Dans les mois qui précédèrent, la population musulmane a été soumise à des attentats, à des tirs de snipers, à des bombardements d’obus de mortiers. Toutes ces exactions dont l’OAS était responsable ont créé une exaspération, un climat de peur. Elles ont contribué à développer la haine et l’envie de vengeance. Par ailleurs, dans cette période transitionnelle, il y avait une lutte des clans pour prendre le pouvoir. Ceux qui y participaient n’avaient pas l’expérience ou les compétences pour faire respecter une transition dans le calme, car les anciens – expérimentés – avaient été tués ou faits prisonniers. Certains pouvaient même être considérés comme des bandits. L’analyse de Malika Rahal permet de comprendre que toutes les conditions étaient réunies pour une explosion de la violence.
L’auteur évoque aussi les luttes fratricides, la défaite des messalistes : comment le FLN prit le pas sur le MNA, dans un contexte de lutte à mort entre les deux parties. Le retour des réfugiés algériens de Tunisie et du Maroc. La tragique quête des disparus, chacun espérant le retour du disparu ou la découverte de ce qu’il était devenu.

En résumé Malika Rahal nous propose une approche inhabituelle face à ce conflit.

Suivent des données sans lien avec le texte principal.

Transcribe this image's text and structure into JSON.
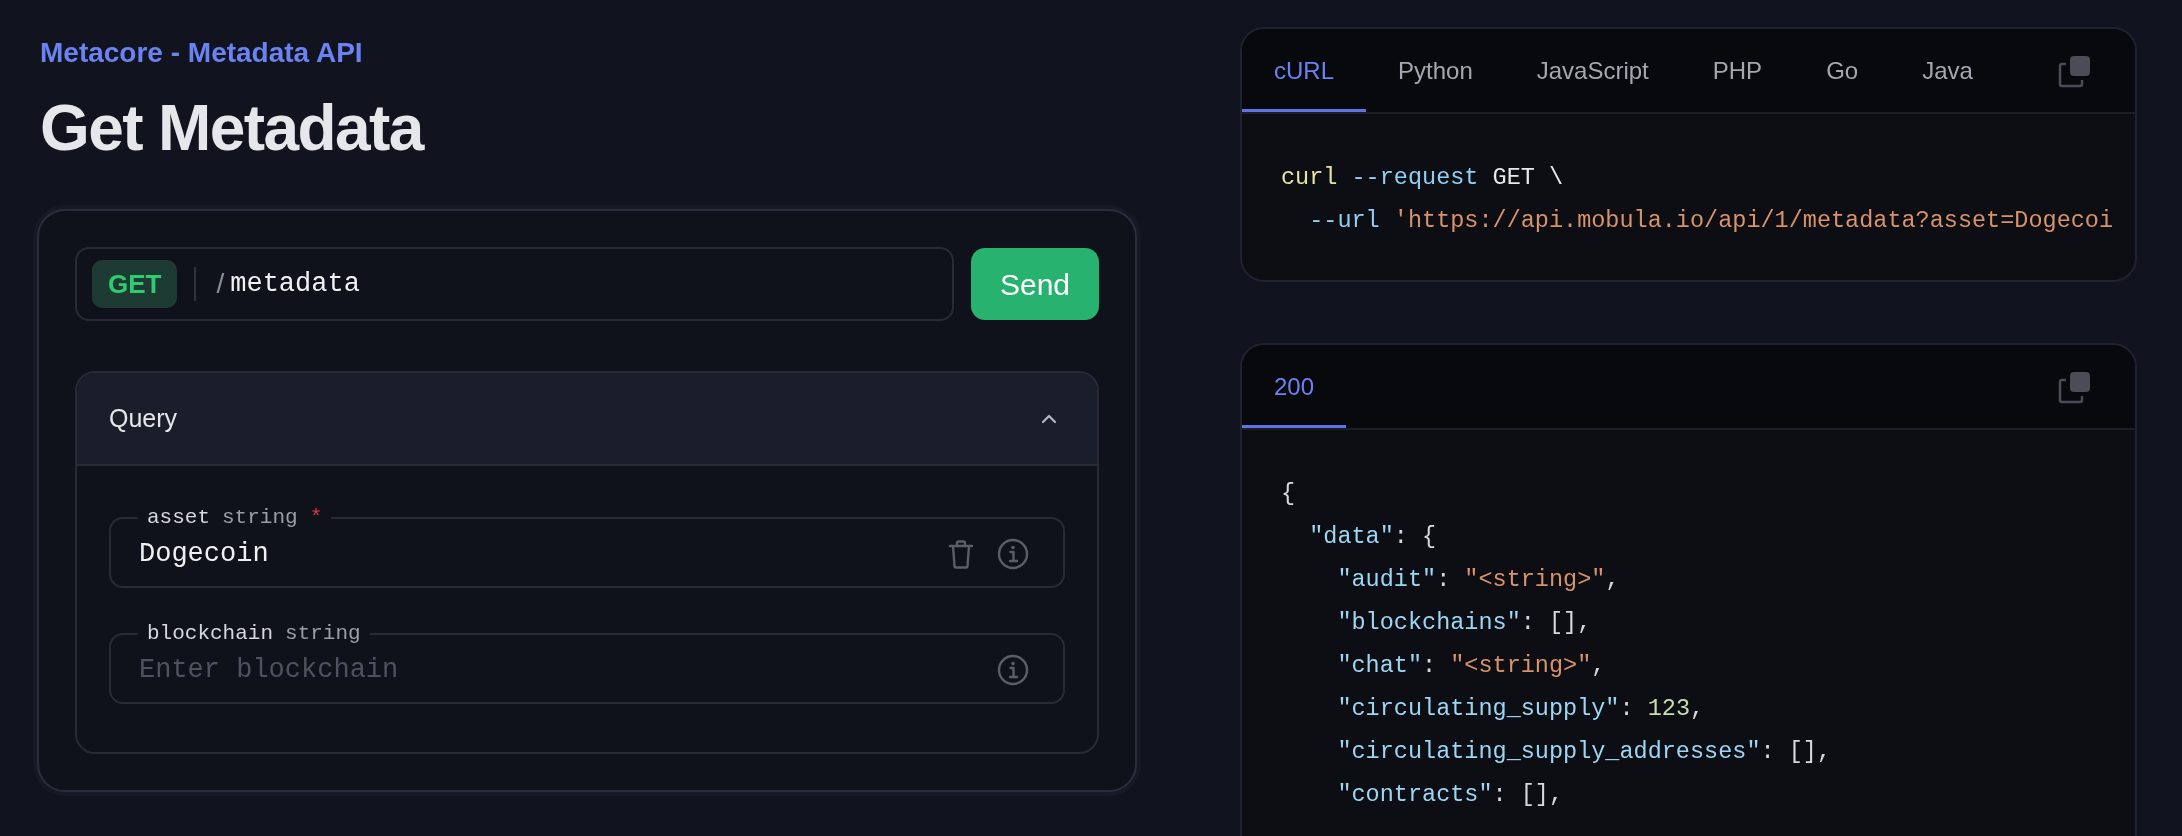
{
  "breadcrumb": "Metacore - Metadata API",
  "title": "Get Metadata",
  "request": {
    "method": "GET",
    "separator": "/",
    "path": "metadata",
    "send": "Send"
  },
  "query": {
    "title": "Query",
    "expanded": true,
    "params": [
      {
        "name": "asset",
        "type": "string",
        "required_mark": "*",
        "value": "Dogecoin"
      },
      {
        "name": "blockchain",
        "type": "string",
        "placeholder": "Enter blockchain"
      }
    ]
  },
  "code_sample": {
    "tabs": [
      {
        "label": "cURL",
        "selected": true
      },
      {
        "label": "Python",
        "selected": false
      },
      {
        "label": "JavaScript",
        "selected": false
      },
      {
        "label": "PHP",
        "selected": false
      },
      {
        "label": "Go",
        "selected": false
      },
      {
        "label": "Java",
        "selected": false
      }
    ],
    "lines": [
      [
        {
          "text": "curl ",
          "kind": "command"
        },
        {
          "text": "--request",
          "kind": "flag"
        },
        {
          "text": " GET \\",
          "kind": "plain"
        }
      ],
      [
        {
          "text": "  --url ",
          "kind": "flag"
        },
        {
          "text": "'https://api.mobula.io/api/1/metadata?asset=Dogecoi",
          "kind": "string"
        }
      ]
    ]
  },
  "response": {
    "tabs": [
      {
        "label": "200",
        "selected": true
      }
    ],
    "lines": [
      [
        {
          "text": "{",
          "kind": "punct"
        }
      ],
      [
        {
          "text": "  \"data\"",
          "kind": "key"
        },
        {
          "text": ": {",
          "kind": "punct"
        }
      ],
      [
        {
          "text": "    \"audit\"",
          "kind": "key"
        },
        {
          "text": ": ",
          "kind": "punct"
        },
        {
          "text": "\"<string>\"",
          "kind": "string"
        },
        {
          "text": ",",
          "kind": "punct"
        }
      ],
      [
        {
          "text": "    \"blockchains\"",
          "kind": "key"
        },
        {
          "text": ": [],",
          "kind": "punct"
        }
      ],
      [
        {
          "text": "    \"chat\"",
          "kind": "key"
        },
        {
          "text": ": ",
          "kind": "punct"
        },
        {
          "text": "\"<string>\"",
          "kind": "string"
        },
        {
          "text": ",",
          "kind": "punct"
        }
      ],
      [
        {
          "text": "    \"circulating_supply\"",
          "kind": "key"
        },
        {
          "text": ": ",
          "kind": "punct"
        },
        {
          "text": "123",
          "kind": "number"
        },
        {
          "text": ",",
          "kind": "punct"
        }
      ],
      [
        {
          "text": "    \"circulating_supply_addresses\"",
          "kind": "key"
        },
        {
          "text": ": [],",
          "kind": "punct"
        }
      ],
      [
        {
          "text": "    \"contracts\"",
          "kind": "key"
        },
        {
          "text": ": [],",
          "kind": "punct"
        }
      ]
    ]
  }
}
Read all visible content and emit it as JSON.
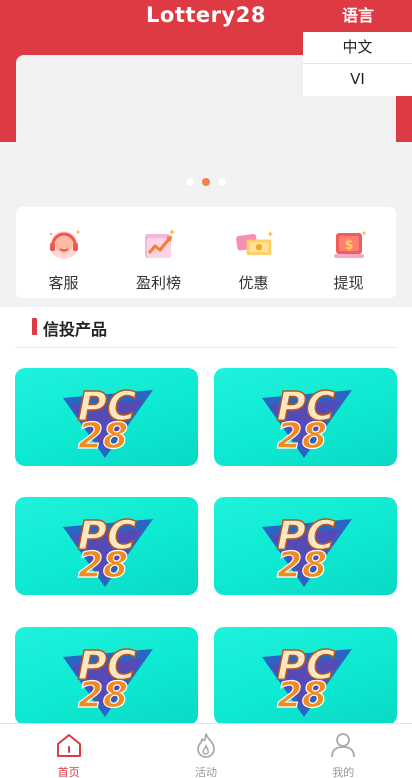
{
  "header": {
    "title": "Lottery28",
    "language_label": "语言"
  },
  "language_menu": {
    "options": [
      "中文",
      "VI"
    ]
  },
  "banner": {
    "dots": 3,
    "active_dot": 1
  },
  "quick_menu": {
    "items": [
      {
        "label": "客服",
        "icon": "customer-service-icon"
      },
      {
        "label": "盈利榜",
        "icon": "profit-chart-icon"
      },
      {
        "label": "优惠",
        "icon": "coupon-icon"
      },
      {
        "label": "提现",
        "icon": "withdraw-icon"
      }
    ]
  },
  "products": {
    "section_title": "信投产品",
    "cards": [
      {
        "logo_top": "PC",
        "logo_bottom": "28"
      },
      {
        "logo_top": "PC",
        "logo_bottom": "28"
      },
      {
        "logo_top": "PC",
        "logo_bottom": "28"
      },
      {
        "logo_top": "PC",
        "logo_bottom": "28"
      },
      {
        "logo_top": "PC",
        "logo_bottom": "28"
      },
      {
        "logo_top": "PC",
        "logo_bottom": "28"
      }
    ]
  },
  "tabbar": {
    "items": [
      {
        "label": "首页",
        "icon": "home-icon",
        "active": true
      },
      {
        "label": "活动",
        "icon": "flame-icon",
        "active": false
      },
      {
        "label": "我的",
        "icon": "user-icon",
        "active": false
      }
    ]
  },
  "colors": {
    "brand": "#dd3a43",
    "active_dot": "#f0834a",
    "card_bg": "#0ee9d1"
  }
}
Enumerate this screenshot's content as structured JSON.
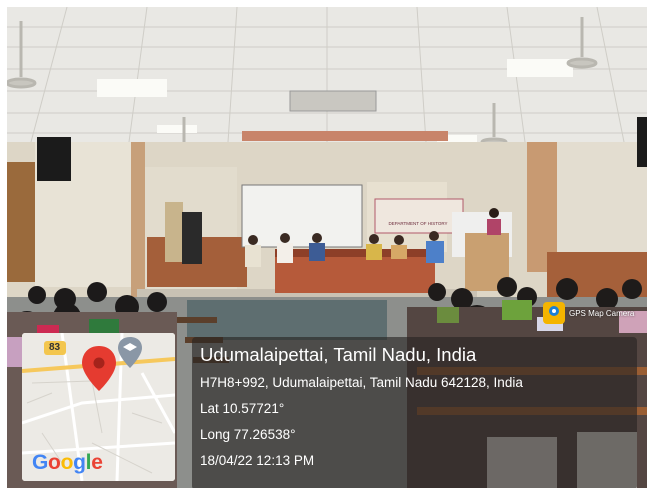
{
  "photo": {
    "description_icon": "seminar-hall-photo",
    "banner_lines": [
      "DEPARTMENT OF HISTORY"
    ]
  },
  "gps_overlay": {
    "app_badge": {
      "icon": "gps-map-camera-icon",
      "label": "GPS Map Camera"
    },
    "map": {
      "road_shield": "83",
      "marker_icon": "location-pin-icon",
      "place_icon": "graduation-cap-icon",
      "logo": [
        "G",
        "o",
        "o",
        "g",
        "l",
        "e"
      ],
      "logo_colors": [
        "#4285F4",
        "#EA4335",
        "#FBBC05",
        "#4285F4",
        "#34A853",
        "#EA4335"
      ]
    },
    "location_title": "Udumalaipettai, Tamil Nadu, India",
    "address": "H7H8+992, Udumalaipettai, Tamil Nadu 642128, India",
    "latitude": "Lat 10.57721°",
    "longitude": "Long 77.26538°",
    "datetime": "18/04/22 12:13 PM"
  }
}
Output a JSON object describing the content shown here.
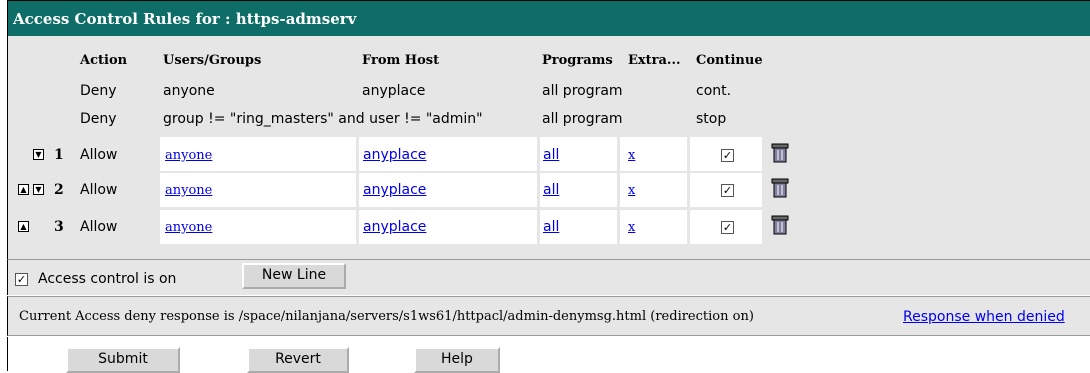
{
  "header": {
    "title": "Access Control Rules for : https-admserv"
  },
  "columns": {
    "action": "Action",
    "users_groups": "Users/Groups",
    "from_host": "From Host",
    "programs": "Programs",
    "extra": "Extra...",
    "continue": "Continue"
  },
  "static_rules": [
    {
      "action": "Deny",
      "users": "anyone",
      "host": "anyplace",
      "programs": "all program",
      "continue": "cont."
    },
    {
      "action": "Deny",
      "users": "group != \"ring_masters\" and user != \"admin\"",
      "host": "",
      "programs": "all program",
      "continue": "stop"
    }
  ],
  "rules": [
    {
      "num": "1",
      "action": "Allow",
      "users": "anyone",
      "host": "anyplace",
      "programs": "all",
      "extra": "x",
      "continue_checked": "☑"
    },
    {
      "num": "2",
      "action": "Allow",
      "users": "anyone",
      "host": "anyplace",
      "programs": "all",
      "extra": "x",
      "continue_checked": "☑"
    },
    {
      "num": "3",
      "action": "Allow",
      "users": "anyone",
      "host": "anyplace",
      "programs": "all",
      "extra": "x",
      "continue_checked": "☑"
    }
  ],
  "controls": {
    "access_control_label": "Access control is on",
    "access_control_checked": true,
    "new_line_button": "New Line"
  },
  "response": {
    "text": "Current Access deny response is /space/nilanjana/servers/s1ws61/httpacl/admin-denymsg.html (redirection on)",
    "link": "Response when denied"
  },
  "footer": {
    "submit": "Submit",
    "revert": "Revert",
    "help": "Help"
  },
  "colors": {
    "header_bg": "#0e6e67",
    "panel_bg": "#e6e6e6",
    "link": "#0000ee"
  }
}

Ce livre sera une référence pour tous ceux qui s’intéressent à l’histoire des habitants de l’Algérie, en particulier à celle, si mal connue et si douloureuse, de la période de transition entre le statut de colonie française et celui de nation indépendante. Ce livre devrait être lu par tous les Français d’Algérie et par leurs descendants, car il peut leur permettre de comprendre pourquoi certains faits horribles ont été accomplis, les individus ayant été entraînés dans une spirale de violence irrépressible et une sorte d’hystérie collective. La compréhension, qui ne veut pas dire l’approbation, est l’une des conditions nécessaires au processus de réconciliation des mémoires.

Malika Rahal, historienne, chargée de recherche au CNRS, est spécialiste de l’histoire contemporaine de l’Algérie. Elle dirige, depuis 2022, l’Institut d’histoire du temps présent (IHTP). Elle est l’auteure de plusieurs ouvrages, notamment d’une biographie d’Ali Boumendjel, avocat et militant nationaliste assassiné en 1957 (Belles Lettres, 2011 ; réed. poche : La Découverte, 2022) et d’Algérie 1962. Une histoire populaire (La Découverte, 2022).

Rahal, Malika, Algérie 1962 : une histoire populaire, La Découverte, 06/01/2022, 1 vol. (493 p.), 25€.